Sin decirle nada a mi esposo, fui a la tumba de su primera esposa solo para dejar unas flores y tratar de aclarar algunas dudas; pero en cuanto llegué y vi lo que había allí, las flores se me cayeron de las manos…

Llevábamos cinco años casados y yo sabía que la primera esposa de mi marido había muerto poco antes de que nos conociéramos. Como su pérdida parecía reciente, nunca le pedí detalles, pero dentro de mí siempre hubo una inquietud extraña, como si le debiera una disculpa por haber ocupado su lugar. Por eso quise visitar su tumba, dejar un ramo de flores y despedirme en silencio, en paz.

Mi esposo se oponía con vehemencia a esa idea. Cada vez que sacaba el tema se enfadaba o cambiaba de conversación. Lo más raro era que él mismo jamás iba al cementerio. Cuando le preguntaba: “¿No la extrañas?” o “¿Vamos juntos?”, respondía con evasivas. Con el tiempo, ese misterio se transformó en una sospecha persistente que me carcomía por dentro, hasta que un día, sin decirle nada, después del trabajo compré un ramo y me dirigí al panteón familiar.

En el silencio del cementerio avancé leyendo una a una las lápidas con el apellido de mi marido. Cuando por fin llegué a la zona indicada, me quedé paralizada; las flores se me escaparon de las manos y cayeron al suelo. No había ni rastro de la historia triste que él me había contado.
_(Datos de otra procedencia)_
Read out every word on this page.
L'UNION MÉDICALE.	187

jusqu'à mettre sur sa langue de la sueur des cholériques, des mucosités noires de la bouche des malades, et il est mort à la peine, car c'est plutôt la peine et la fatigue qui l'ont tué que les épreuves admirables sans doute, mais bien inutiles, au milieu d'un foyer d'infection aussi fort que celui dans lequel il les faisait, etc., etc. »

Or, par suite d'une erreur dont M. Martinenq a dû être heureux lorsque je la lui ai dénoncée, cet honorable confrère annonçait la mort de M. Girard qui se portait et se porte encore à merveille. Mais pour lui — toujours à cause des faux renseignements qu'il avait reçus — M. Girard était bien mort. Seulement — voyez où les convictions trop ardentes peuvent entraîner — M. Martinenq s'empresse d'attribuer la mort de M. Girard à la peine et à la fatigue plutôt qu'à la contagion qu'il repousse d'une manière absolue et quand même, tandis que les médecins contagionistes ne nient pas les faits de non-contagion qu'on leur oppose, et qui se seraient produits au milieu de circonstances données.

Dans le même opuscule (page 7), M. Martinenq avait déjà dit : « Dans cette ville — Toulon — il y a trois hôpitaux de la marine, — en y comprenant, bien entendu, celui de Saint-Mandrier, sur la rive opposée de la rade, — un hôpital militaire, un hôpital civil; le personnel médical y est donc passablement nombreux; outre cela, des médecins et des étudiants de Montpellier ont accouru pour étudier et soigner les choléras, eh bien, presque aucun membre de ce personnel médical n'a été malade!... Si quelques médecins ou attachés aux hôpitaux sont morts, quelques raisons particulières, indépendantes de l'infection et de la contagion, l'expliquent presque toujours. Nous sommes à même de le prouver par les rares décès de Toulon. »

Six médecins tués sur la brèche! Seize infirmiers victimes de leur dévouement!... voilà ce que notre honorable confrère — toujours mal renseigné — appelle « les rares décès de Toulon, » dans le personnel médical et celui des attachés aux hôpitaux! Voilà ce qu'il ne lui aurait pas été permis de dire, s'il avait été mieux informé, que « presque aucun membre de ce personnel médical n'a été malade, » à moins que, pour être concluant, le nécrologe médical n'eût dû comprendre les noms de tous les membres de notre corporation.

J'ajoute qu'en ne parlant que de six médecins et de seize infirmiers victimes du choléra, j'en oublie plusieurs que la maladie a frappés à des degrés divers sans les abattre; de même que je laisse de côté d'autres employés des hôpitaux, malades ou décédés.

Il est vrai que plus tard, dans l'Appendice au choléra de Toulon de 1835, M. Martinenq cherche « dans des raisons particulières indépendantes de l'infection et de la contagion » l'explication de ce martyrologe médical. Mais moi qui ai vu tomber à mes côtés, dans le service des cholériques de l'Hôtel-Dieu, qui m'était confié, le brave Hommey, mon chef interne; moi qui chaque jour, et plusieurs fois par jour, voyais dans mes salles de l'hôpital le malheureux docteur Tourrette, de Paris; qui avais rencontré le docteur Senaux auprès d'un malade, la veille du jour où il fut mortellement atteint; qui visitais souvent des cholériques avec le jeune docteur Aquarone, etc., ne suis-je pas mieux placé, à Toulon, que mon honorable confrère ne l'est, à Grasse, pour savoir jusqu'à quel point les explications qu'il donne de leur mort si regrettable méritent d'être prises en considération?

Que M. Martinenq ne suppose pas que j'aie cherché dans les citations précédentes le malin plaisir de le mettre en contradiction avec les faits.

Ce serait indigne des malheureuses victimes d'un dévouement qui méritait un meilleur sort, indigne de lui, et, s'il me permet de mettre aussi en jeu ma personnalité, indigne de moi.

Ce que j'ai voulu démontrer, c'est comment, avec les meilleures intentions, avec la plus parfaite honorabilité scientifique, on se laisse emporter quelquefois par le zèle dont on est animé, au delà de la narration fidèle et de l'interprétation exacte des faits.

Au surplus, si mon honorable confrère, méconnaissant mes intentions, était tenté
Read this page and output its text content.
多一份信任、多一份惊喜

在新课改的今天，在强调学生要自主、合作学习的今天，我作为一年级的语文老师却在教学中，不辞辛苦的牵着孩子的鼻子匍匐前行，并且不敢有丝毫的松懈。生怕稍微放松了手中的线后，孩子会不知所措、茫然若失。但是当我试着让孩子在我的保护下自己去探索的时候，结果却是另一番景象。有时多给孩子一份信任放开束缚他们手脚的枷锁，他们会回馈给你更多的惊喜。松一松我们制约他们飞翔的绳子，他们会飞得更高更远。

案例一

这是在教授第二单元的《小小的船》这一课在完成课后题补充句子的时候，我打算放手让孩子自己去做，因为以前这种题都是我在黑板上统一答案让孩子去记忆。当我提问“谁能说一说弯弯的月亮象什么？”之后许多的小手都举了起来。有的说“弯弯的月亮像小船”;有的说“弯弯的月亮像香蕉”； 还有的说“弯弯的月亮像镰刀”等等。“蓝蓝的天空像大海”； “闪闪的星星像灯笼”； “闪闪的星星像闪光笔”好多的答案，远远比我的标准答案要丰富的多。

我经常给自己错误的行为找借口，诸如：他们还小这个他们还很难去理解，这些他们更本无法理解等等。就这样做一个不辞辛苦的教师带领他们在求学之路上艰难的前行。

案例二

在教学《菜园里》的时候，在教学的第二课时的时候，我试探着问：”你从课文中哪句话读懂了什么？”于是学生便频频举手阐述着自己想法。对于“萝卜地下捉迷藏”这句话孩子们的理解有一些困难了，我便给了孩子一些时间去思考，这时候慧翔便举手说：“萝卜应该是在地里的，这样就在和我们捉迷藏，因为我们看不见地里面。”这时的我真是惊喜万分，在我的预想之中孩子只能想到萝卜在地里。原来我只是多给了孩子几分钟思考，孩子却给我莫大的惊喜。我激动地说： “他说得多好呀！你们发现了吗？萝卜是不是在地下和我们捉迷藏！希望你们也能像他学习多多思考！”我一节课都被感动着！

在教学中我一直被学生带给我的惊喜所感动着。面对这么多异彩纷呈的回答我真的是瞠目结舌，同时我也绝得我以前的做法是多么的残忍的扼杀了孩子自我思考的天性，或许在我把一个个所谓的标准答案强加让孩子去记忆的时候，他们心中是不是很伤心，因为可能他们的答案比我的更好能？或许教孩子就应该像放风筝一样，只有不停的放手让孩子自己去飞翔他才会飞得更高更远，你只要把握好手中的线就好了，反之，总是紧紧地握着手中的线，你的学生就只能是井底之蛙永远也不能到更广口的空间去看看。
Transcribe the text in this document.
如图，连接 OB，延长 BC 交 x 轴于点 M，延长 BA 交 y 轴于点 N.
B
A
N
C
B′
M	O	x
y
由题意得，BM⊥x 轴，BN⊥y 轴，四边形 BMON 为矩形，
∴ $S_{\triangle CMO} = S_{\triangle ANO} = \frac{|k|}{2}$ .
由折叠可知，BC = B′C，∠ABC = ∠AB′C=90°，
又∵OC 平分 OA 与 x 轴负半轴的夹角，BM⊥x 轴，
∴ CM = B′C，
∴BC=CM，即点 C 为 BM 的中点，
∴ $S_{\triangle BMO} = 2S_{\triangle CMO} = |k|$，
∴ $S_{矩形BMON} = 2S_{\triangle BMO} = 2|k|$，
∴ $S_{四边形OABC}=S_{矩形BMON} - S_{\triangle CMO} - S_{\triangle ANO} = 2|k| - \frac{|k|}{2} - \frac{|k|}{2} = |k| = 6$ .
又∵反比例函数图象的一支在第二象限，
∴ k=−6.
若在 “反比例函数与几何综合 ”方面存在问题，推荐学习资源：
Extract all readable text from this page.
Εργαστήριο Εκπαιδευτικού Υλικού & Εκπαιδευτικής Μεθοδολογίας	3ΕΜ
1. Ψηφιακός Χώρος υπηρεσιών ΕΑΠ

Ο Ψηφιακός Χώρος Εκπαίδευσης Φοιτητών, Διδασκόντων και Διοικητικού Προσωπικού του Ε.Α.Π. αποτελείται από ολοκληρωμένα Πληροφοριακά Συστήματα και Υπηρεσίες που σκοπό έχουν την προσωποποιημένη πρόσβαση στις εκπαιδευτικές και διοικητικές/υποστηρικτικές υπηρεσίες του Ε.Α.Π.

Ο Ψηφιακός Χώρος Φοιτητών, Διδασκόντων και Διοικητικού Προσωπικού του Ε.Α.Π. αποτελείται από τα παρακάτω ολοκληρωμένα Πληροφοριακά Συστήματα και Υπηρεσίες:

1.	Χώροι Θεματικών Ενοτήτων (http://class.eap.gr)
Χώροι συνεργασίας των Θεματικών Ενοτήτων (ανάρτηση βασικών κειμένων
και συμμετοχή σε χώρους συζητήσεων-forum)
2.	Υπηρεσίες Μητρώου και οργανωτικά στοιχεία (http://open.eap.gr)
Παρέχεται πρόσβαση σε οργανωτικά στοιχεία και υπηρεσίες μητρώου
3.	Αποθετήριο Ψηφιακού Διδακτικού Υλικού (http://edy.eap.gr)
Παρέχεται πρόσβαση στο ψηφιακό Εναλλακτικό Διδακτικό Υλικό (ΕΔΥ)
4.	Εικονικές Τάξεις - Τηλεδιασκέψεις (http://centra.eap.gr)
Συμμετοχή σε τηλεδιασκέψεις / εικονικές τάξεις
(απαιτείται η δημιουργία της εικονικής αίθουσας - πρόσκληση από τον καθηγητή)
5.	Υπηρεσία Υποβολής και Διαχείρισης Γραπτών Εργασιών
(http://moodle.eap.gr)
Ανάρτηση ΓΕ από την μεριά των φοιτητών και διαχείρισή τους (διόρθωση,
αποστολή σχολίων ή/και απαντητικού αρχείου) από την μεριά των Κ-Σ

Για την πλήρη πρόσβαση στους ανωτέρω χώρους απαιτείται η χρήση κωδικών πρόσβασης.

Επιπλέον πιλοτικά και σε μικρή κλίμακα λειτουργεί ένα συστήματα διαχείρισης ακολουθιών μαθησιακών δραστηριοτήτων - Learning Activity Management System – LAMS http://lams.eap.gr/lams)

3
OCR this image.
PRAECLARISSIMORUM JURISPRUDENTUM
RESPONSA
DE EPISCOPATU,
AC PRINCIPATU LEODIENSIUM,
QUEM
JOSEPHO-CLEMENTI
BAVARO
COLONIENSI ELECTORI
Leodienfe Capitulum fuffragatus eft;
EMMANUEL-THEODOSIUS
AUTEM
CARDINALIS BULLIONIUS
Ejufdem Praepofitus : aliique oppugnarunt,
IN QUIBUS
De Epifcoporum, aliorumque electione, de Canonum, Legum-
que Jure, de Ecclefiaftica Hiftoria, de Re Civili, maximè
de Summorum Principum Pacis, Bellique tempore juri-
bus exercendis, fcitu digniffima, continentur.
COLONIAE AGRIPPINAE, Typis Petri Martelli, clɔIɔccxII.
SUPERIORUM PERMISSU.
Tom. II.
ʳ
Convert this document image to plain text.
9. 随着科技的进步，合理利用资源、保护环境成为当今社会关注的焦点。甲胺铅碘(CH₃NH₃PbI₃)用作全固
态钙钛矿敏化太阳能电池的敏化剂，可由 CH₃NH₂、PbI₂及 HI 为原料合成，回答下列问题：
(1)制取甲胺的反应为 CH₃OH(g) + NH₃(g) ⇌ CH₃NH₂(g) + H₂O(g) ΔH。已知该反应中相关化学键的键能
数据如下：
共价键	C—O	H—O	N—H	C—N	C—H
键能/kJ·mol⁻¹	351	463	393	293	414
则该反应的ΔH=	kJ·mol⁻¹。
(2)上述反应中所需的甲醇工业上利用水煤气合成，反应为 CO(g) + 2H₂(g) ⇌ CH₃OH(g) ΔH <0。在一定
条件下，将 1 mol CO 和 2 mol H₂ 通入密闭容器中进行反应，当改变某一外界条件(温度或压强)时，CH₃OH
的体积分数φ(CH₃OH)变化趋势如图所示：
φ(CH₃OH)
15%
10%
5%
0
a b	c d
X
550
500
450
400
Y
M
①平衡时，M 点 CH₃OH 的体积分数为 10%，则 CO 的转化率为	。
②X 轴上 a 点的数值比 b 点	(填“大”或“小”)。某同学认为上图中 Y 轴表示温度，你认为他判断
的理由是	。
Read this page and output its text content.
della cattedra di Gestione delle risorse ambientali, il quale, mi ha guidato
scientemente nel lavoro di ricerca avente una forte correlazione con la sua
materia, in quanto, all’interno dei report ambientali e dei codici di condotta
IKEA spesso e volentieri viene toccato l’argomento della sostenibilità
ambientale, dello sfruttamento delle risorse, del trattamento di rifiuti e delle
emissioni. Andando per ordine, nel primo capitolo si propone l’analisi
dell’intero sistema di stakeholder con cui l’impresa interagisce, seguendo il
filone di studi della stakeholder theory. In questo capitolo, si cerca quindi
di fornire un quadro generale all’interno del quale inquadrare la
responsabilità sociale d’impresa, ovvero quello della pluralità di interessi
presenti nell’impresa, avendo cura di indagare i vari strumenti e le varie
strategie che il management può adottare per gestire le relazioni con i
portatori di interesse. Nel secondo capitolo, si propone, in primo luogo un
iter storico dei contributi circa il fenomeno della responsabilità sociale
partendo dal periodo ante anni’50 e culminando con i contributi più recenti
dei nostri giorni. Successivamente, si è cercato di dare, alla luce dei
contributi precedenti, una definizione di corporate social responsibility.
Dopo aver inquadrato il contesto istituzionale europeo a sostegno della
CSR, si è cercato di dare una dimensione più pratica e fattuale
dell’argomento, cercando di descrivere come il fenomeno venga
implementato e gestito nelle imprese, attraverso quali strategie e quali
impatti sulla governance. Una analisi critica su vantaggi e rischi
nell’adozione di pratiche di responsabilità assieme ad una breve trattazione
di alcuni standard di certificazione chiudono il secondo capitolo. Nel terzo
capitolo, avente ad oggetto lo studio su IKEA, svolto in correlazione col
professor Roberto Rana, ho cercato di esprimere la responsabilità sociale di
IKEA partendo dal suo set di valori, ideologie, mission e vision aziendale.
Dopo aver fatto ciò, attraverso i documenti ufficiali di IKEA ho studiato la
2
Ninguna tumba, ningún nombre, ninguna señal de su supuesta primera esposa… solo un pedazo de tierra vacío.

Sentí cómo la sangre se me helaba. Con el corazón desbocado regresé a casa y, a escondidas, revisé documentos. Allí me topé con la verdad más aterradora: su primera esposa no estaba muerta. Mi marido llevaba años viviendo en dos ciudades distintas, con dos familias diferentes. A mí me dijo que ella había fallecido para evitar que yo hiciera preguntas. La otra mujer, en cambio, no tenía idea de mi existencia; él manejaba ambas vidas con una red de mentiras perfectamente calculada.

Esa noche, cuando llegó a casa e intentó abrazarme con su sonrisa falsa, yo ya no era la misma. En el cementerio no había dejado solo un ramo de flores; había enterrado mi matrimonio, mi confianza y el mundo de engaños que habíamos construido. Hice la maleta y me fui sin decir una palabra. Lo que dejé atrás no fue una tumba, sino cinco años de una vida sostenida por una gran mentira.